Norton argued that the left must oppose moves by governments to criminalise anti-choice bigots and, instead, our focus should be “exercising our own right to protest and fighting to overturn sexist abortion laws around Australia”.

Without going into the specifics of the bill, what’s worrying is how quick many leftists were to justify resorting to the state to settle our disputes and deal with our enemies on the right.

One such example is from Aussie Anarchist Meme Squat (AAMS), which responded, “As anarchists, we do what we do because fascists and bigots are allowed to organise openly without any intervention from the state … We protect communities from groups like these, because the state won’t”.

Without intending to tar all of Norton’s critics with the Meme Squat brush, the attitude to the state and the far right expressed in this quote represents a common misunderstanding of the relationship between these two forces.

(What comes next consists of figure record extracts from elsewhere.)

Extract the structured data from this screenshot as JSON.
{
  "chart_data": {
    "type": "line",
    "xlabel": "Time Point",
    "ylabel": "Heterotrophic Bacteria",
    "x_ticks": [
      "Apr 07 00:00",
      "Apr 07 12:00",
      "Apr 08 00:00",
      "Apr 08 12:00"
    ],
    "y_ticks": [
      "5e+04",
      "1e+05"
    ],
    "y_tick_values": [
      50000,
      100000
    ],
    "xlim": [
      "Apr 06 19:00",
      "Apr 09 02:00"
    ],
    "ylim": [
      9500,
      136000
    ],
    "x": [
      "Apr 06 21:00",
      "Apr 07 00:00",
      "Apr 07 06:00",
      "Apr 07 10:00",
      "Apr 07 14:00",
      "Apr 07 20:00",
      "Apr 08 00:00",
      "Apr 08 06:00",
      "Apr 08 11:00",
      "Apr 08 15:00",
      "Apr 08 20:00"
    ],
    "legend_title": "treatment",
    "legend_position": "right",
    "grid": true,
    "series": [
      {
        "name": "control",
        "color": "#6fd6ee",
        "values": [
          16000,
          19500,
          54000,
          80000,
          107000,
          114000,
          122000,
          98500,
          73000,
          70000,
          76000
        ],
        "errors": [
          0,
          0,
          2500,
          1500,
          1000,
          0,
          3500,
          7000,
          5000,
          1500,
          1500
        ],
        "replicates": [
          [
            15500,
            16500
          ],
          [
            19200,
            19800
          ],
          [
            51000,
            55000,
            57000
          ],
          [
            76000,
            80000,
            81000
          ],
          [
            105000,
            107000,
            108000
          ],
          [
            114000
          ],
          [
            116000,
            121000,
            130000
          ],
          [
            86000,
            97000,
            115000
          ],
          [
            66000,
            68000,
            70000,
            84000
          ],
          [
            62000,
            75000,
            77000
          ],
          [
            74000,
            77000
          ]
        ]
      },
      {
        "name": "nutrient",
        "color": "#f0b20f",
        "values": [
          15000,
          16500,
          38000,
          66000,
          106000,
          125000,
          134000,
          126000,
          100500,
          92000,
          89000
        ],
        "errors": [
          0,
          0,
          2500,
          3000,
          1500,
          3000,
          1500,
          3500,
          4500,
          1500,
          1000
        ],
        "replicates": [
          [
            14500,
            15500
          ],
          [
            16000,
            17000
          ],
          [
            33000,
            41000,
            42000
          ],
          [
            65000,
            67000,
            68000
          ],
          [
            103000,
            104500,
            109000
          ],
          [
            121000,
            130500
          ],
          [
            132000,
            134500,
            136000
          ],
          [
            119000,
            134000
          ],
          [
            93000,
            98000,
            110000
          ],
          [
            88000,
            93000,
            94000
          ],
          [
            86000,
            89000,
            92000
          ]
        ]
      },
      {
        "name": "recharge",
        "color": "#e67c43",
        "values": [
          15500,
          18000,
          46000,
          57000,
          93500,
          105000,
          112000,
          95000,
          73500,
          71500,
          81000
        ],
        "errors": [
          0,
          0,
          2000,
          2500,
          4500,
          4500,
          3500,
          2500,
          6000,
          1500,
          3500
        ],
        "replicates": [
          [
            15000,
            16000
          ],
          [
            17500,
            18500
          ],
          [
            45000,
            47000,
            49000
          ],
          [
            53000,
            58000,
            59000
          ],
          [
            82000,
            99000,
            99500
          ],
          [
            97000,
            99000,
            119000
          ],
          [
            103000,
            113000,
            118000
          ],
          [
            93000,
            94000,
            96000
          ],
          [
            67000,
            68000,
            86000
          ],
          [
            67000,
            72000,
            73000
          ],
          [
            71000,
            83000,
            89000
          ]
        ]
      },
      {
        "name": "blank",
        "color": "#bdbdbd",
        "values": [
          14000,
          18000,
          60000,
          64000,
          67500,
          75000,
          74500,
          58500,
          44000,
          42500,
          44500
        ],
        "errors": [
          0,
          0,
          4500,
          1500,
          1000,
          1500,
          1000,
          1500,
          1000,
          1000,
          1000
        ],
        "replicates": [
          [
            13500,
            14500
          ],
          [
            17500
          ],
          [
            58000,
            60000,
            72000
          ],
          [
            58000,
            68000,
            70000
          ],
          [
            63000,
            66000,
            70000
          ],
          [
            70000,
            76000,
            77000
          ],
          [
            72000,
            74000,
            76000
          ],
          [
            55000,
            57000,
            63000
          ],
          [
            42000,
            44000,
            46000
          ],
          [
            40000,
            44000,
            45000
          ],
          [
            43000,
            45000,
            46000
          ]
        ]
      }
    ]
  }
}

There’s a logic inherent in the state that tends towards the expansion and strengthening of its repressive apparatus. Over the last 30 years, that trend has accelerated. Implementing brutal neoliberal economic policies, such as cuts to welfare and the undermining of working class living conditions, has gone hand in glove with attacks on our right to organise, protest and strike.

The “war on terror” has also provided a vehicle to undermine the rights of individuals via the expansion of surveillance, the militarisation of police and so on.

An example of these two factors coming together was in the immediate aftermath of the Bataclan terrorist attack in Paris in November 2015. President François Hollande announced a six-month state of emergency, which gave police more powers.

One of their first targets was climate activists who had converged on Paris for that year’s climate summit. Under the state of emergency, they were placed under house arrest. Today, the state of emergency lives on under president Emmanuel Macron. What was supposed to be a state of exception has become permanent.

The left should oppose this logic of constant expansion of the state’s repressive apparatus – which includes branches of the police and the prisons. It’s a logic that goes unquestioned by both sides of mainstream politics.

In that light, Norton’s speculation about whether the safe access zones could be used against striking workers is beside the point. The NSW MPs did not manufacture this bill to find a sneaky way of repressing strikes. The bill is what it says it is. But that’s the problem: the left taking up the criminalisation of the far right’s behaviour as our demand, rather than seeking to build mass movements – “performative rallies” according to AAMS – that can push back against the far right.

While the more extreme elements of the far right are sometimes caught and punished by the state, overall the logic of increasing state repression has converged neatly with the interests of the far right. Liz Fekete, in Europe’s Fault Lines, enumerates how the “battlefield of crime and punishment” provides opportunities for the far right to grow and organise.

One avenue is through the outsourcing of policing to private security firms affiliated to far right groups that commonly provide “security” for asylum seeker welcome centres in Europe.

Tougher sentencing laws also fit with the far right’s agenda. The toughest sentence of all – the reintroduction of the death penalty – is a universal demand of Europe’s far right.

The European far right is closely intertwined with the repressive state. Top police officials in Hungary, France and Greece have appeared on far right electoral lists. In 2012, more than half of Greek police officers voted for the neo-Nazi Golden Dawn. In France just before the 2017 presidential election, a poll indicated that 65 percent of gendarmerie intended to vote for the fascist Marine Le Pen.

When far right groups win power, even at a local level, the first laws and regulations they pass are almost always repressive and censorious.

This is not a defence of the pro-lifers’ “right to protest”, and if any of these bigots end up charged under NSW’s new safe access zone laws, I wouldn’t be running some defence campaign. However, it’s important that the left maintains hostility to state repression.